A PhD project by Ms Charlotte Coombs and supervised by Dr Peter Watt, Associate Professor and Anna Guildford has demonstrated the positive effect of exercise and its intensity on the regenerative capacity of mesenchymal stem cells, affecting their growth, proliferation and differentiation. These data sets will form the basis for a novel approach to understanding the effects of exercise in health benefits and recovery from injury.
The work is also linked to the collaboration with 麻豆果冻传媒 and Hove Albion Football Club to assess stem cell and inflammatory cell mobilisation in players throughout the football season and during periods of rest or training.

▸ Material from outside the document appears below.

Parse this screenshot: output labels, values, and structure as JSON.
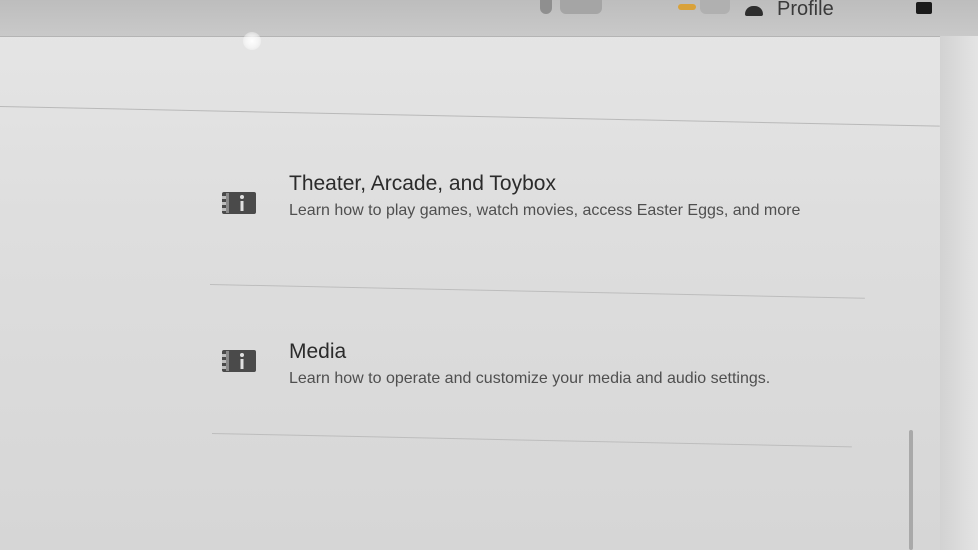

Exercise is considered to be beneficial and health promoting, the American College for Sports Medicine considers that exercise=medicine. The benefits to disease prevention (e.g. cardiovascular disease), improved physical activity, function and sports performance are well documented. Some recent evidence suggests that exercise and physical activity may act in ways, other than the well 麻豆果冻传媒 improvements in cardiovascular function, muscle strength and endurance capacity, to promote the activation, mobilisation, and differentiation of various types of stem cells (1-3). There is potential to use the effects of exercise in generating such types of cells to improve organ regeneration, function and perhaps delay degenerative conditions.
This project will aim to develop a better understanding of the consequences of exercise, training and overtraining on the recruitment and the subsequent fate of such cells. We aim to use established methods for applying exercise stimuli to evoke stem cell recruitment and to measure their destiny, as a cell type, and the influence of exercise on the processes.